The XX Factor: What women really think.



Wednesday, December 24, 2008 - Posts

  • Who's Sexually Harassing Whom?


    Well, E.J., having spent several years of my adult life working as a waitress, I take issue with your post. Over a two-year period, I worked at two restaurants. For most of that time, I worked at one of the most high-end restaurants in town. Sexual harassment? That was the least of it. When I was hired, there were 13 servers. Eleven were hard-core substances abusers: cocaine addicts, alcoholics, one crackhead. There were three drug operations. Pot, coke, and whatever else you wanted to get your hands on were sold by the valets, in the kitchen, and on the floor. One night, a buser went after a chef with a butcher knife; he was fired only after he didn't show up for work because he'd been shot. By the end of many shifts, most of the servers were coked out of their heads or too drunk to talk. To reiterate, this was a very upscale place. Some of the most high-profile people in the area dined there. Maybe it took getting high to deal with the never-ending demands of the wealthy patrons upon whom we waited.

    So, sexual harassment? Uh, yes. Chefs in their 30s had sex with hostesses in their teens. Managers had sex with servers. One young, drunk waitress performed oral sex on the executive chef in the liquor closet during a shift. This extremely high-stress environment was virtually nonstop rife with sexual innuendo, grabbing, and harassment. Every table had to be served bread we cut in the kitchen, and it was a regular occurrence that the cooks would holler at us to "Shake it!" as we sliced the bread. We were regularly objectified, fondled, and solicited.

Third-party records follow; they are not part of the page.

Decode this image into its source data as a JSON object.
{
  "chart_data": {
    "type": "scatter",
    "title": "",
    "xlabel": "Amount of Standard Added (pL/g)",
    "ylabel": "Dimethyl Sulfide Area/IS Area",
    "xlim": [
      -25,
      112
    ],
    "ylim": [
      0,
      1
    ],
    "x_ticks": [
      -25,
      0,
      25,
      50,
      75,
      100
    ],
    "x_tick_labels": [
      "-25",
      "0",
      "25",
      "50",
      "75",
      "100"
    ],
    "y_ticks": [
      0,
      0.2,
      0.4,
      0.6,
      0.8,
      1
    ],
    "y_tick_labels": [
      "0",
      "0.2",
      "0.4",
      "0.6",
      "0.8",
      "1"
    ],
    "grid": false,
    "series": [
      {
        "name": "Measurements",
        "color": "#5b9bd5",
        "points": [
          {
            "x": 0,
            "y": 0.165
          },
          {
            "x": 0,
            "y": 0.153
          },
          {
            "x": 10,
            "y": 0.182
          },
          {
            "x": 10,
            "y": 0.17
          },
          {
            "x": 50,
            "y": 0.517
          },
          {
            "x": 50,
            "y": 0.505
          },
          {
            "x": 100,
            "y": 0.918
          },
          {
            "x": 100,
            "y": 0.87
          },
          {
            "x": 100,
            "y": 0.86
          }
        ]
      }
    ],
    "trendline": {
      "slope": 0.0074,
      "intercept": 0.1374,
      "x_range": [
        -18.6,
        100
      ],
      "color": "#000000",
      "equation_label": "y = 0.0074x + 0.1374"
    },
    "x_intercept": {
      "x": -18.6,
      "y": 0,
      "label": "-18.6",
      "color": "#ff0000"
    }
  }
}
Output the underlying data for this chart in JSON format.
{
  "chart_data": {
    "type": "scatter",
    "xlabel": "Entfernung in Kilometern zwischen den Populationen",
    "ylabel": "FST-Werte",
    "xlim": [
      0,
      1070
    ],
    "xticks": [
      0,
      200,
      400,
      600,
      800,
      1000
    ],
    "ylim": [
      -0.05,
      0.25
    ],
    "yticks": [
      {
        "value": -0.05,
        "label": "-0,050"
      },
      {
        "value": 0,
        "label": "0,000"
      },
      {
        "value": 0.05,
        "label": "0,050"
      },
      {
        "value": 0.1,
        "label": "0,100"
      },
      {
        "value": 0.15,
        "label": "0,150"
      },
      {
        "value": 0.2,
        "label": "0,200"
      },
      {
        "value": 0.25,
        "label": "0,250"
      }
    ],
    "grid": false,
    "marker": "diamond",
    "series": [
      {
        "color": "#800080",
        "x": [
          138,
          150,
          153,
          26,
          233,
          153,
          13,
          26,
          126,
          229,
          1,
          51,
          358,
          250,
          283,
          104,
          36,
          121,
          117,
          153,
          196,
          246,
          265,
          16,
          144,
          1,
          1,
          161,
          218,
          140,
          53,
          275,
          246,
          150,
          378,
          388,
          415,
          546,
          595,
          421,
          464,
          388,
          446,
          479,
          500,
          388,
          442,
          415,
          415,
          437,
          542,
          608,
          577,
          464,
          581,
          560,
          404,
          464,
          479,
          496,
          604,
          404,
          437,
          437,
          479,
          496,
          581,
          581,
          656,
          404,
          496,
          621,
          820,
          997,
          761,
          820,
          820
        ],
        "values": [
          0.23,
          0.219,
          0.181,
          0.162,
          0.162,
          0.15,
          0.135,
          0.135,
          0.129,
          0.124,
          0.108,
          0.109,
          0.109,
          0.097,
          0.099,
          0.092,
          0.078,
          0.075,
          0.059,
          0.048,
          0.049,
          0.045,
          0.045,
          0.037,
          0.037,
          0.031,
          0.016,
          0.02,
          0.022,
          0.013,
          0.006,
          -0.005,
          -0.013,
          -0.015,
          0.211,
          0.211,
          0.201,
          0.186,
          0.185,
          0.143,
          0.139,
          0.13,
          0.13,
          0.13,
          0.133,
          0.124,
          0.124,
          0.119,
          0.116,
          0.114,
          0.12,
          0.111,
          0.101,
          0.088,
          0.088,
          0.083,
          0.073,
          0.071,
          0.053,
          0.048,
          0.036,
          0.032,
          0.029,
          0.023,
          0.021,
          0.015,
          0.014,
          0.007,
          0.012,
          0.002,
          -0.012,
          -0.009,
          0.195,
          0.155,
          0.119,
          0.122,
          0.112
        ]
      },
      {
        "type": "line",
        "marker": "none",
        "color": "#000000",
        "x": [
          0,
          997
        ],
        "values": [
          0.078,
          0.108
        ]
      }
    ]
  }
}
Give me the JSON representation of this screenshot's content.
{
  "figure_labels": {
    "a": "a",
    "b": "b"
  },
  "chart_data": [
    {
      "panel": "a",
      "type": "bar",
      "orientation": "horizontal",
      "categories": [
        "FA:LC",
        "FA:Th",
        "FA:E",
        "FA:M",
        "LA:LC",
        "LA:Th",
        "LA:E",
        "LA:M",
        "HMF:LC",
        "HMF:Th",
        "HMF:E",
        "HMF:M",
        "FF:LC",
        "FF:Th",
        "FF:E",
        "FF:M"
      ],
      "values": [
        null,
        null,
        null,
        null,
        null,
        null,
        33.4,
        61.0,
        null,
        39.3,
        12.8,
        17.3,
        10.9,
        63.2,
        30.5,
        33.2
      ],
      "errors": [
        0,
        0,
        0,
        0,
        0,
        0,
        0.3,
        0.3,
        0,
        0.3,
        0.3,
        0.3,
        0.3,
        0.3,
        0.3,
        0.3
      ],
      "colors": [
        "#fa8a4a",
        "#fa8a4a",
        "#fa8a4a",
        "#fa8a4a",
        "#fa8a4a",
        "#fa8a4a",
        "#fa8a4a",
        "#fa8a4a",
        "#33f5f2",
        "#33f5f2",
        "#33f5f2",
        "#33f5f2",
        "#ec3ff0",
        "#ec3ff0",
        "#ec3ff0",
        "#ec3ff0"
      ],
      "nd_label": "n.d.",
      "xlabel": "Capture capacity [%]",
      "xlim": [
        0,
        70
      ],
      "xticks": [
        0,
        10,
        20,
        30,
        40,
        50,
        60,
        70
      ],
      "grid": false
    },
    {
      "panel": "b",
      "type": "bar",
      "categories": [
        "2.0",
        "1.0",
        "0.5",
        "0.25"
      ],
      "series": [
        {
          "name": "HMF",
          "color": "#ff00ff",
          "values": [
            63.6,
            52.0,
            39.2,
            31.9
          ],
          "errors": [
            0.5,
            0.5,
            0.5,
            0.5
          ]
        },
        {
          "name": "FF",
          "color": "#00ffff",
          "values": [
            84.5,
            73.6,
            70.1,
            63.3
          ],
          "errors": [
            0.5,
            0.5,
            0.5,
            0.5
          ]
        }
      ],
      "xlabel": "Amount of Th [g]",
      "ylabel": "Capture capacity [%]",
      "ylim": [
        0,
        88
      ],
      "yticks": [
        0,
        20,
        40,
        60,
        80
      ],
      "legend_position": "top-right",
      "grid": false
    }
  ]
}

    And the fact of the matter is that we women sexually harassed right back. We flirted with managers to get better shifts, we unbuttoned buttons on our uniforms to get bigger tips, we regularly used sexual innuendos, physical contact, and body language to squeeze as many dollars as possible out of the men with whom we worked and upon whom we waited. Why? For the money. Because we were desperate. Because we were broke. Because we could.

    I was raised by two English professors in the most liberal place in America: Berkeley, Calif. I'm all too familiar with feminist rhetoric, with academics in ivory towers who point down at the masses to declare what the populace should and should not do, with those who seem to perceive the world as a place in which what "should" happen is what does happen. That's not reality. When it comes to sexor sexual harassment, for that matterthe situations are often neither black nor white but decidedly gray. The idea that it's possible to eliminate or police human sexuality in any context is a fantasy.

    For those of you interested in reading a moving, compelling, and insightful book about what it's really like to live and work in the trenches of America by a woman who found out the truth by sticking her head into the toilets of America's rich, buy yourselves a copy of Barbara Ehrenreich's Nickel and Dimed: On (Not) Getting By in America.